Radical Equations Dimensions Problem

**Vesicant** · September 20th 2009, 12:38 PM

Been having some trouble with this problem, was wondering if anyone would be able to help me out.

Given: Two rectangles have dimensions in meters expressed as radical equations.

If the difference of the lengths of their diagonals is 2, find the dimensions of the rectangles.

Shown below:

**skeeter** · September 20th 2009, 12:43 PM

Originally Posted by Vesicant

Been having some trouble with this problem, was wondering if anyone would be able to help me out.

Given: Two rectangles have dimensions in meters expressed as radical equations.

If the difference of the lengths of their diagonals is 2, find the dimensions of the rectangles.

Shown below:

use Pythagoras to determine the length of each diagonal, then set up an equation ...

short diagonal + 2 = long diagonal

solve for x, and ATQ.

**Vesicant** · September 20th 2009, 12:46 PM

Originally Posted by skeeter

use Pythagoras to determine the length of each diagonal, then set up an equation ...

short diagonal + 2 = long diagonal

solve for x, and ATQ.

ah pythagoras?
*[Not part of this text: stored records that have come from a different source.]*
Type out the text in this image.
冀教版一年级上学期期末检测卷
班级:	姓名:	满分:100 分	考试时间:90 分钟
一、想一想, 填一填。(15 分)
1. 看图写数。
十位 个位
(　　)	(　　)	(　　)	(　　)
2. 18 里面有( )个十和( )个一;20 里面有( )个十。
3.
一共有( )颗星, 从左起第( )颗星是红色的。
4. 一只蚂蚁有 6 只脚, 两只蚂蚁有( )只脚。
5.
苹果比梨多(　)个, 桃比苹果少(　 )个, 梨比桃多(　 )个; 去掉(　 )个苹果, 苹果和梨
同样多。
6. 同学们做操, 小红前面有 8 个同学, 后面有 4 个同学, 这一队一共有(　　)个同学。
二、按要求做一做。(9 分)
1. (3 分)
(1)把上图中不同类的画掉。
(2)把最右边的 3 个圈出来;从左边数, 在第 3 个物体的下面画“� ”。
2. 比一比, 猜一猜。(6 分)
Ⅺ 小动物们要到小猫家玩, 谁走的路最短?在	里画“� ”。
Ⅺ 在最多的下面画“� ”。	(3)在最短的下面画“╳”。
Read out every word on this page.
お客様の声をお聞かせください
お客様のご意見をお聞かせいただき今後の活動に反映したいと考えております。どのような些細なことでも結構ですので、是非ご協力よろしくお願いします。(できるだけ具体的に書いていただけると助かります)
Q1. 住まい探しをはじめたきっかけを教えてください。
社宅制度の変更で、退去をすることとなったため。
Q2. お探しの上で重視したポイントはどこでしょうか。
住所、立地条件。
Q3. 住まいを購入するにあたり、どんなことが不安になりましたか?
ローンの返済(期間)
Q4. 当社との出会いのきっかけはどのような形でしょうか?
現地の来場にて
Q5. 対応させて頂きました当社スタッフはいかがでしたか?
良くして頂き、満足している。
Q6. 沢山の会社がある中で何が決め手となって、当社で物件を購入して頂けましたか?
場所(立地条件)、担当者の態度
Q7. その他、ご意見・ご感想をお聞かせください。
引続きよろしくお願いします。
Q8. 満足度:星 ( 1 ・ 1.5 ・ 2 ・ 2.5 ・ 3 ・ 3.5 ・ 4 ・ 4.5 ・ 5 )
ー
I was using the diagonal formula(d^2= width^2+height^2) and got D=5x^2+4x+1

Care to tell me what answer I would get when using the pythagoram theorem so I know that I'm doing it right, I assumed I would have to find the diagonal first and then get the pythagorean equation for the two triangles.?

**skeeter** · September 20th 2009, 12:59 PM

Originally Posted by Vesicant

ah pythagoras? I was using the diagonal formula(d^2= width^2+height^2) and got D=5x^2+4x+1

Care to tell me what answer I would get when using the pythagoram theorem so I know that I'm doing it right, I assumed I would have to find the diagonal first and then get the pythagorean equation for the two triangles.?

set it up using Pythagoras and I'll let you know.

**Vesicant** · September 20th 2009, 01:07 PM

Set up with pythagoras the first would be

sqrt x^2 + (sqrt2x+1)^2=c^2
x^2+ (2x+1)(2x+1)=c^2
X^2 +4x^2+2x+2x+1=c^2
5x^2+4x+1=c^2

The second:

1^2+sqrt x^2=c^2
1+x^2=c^2

Hows that look?

**skeeter** · September 20th 2009, 01:12 PM

Originally Posted by Vesicant

Set up with pythagoras the first would be

sqrt x^2 + (sqrt2x+1)^2=c^2
x^2+ (2x+1)(2x+1)=c^2
X^2 +4x^2+2x+2x+1=c^2
5x^2+4x+1=c^2

The second:

1^2+sqrt x^2=c^2
1+x^2=c^2

Hows that look?

first of all, $(\sqrt{x})^2 = x$ and $(\sqrt{2x+1})^2 = 2x+1$

make your corrections

**Vesicant** · September 20th 2009, 01:37 PM

Originally Posted by skeeter

first of all, $(\sqrt{x})^2 = x$ and $(\sqrt{2x+1})^2 = 2x+1$

make your corrections

sqrt x^2 + (sqrt2x+1)^2=c^2
x+2x+1=c^2
3x+1=c^2

**skeeter** · September 20th 2009, 01:56 PM

Originally Posted by Vesicant

sqrt x^2 + (sqrt2x+1)^2=c^2
x+2x+1=c^2
3x+1=c^2

ok ... now find $c^2$ for the other rectangle.

**Vesicant** · September 20th 2009, 01:57 PM

Originally Posted by skeeter

ok ... now find $c^2$ for the other rectangle.

1+x= $c^2$

Now what?

**skeeter** · September 20th 2009, 02:08 PM

Originally Posted by Vesicant

1+x= $c^2$

Now what?

well, the first diagonal length is $\sqrt{3x+1}$ , and the second is $\sqrt{1+x}$

I believe the relative sizes of your rectangles in the sketch are backwards. the left one should be larger than the right ...

you know the difference in the lengths between the two diagonals is 2.

$\sqrt{x+1} + 2 = \sqrt{3x+1}$

now solve for x and then determine the dimensions of each rectangle.

**Vesicant** · September 20th 2009, 02:19 PM

Originally Posted by skeeter

well, the first diagonal length is $\sqrt{3x+1}$ , and the second is $\sqrt{1+x}$

I believe the relative sizes of your rectangles in the sketch are backwards. the left one should be larger than the right ...

you know the difference in the lengths between the two diagonals is 2.

$\sqrt{x+1} + 2 = \sqrt{3x+1}$

now solve for x and then determine the dimensions of each rectangle.

Alright so X=2

Then I just input x into all of the original expressions I was given and then multiply width by height to get my dimensions?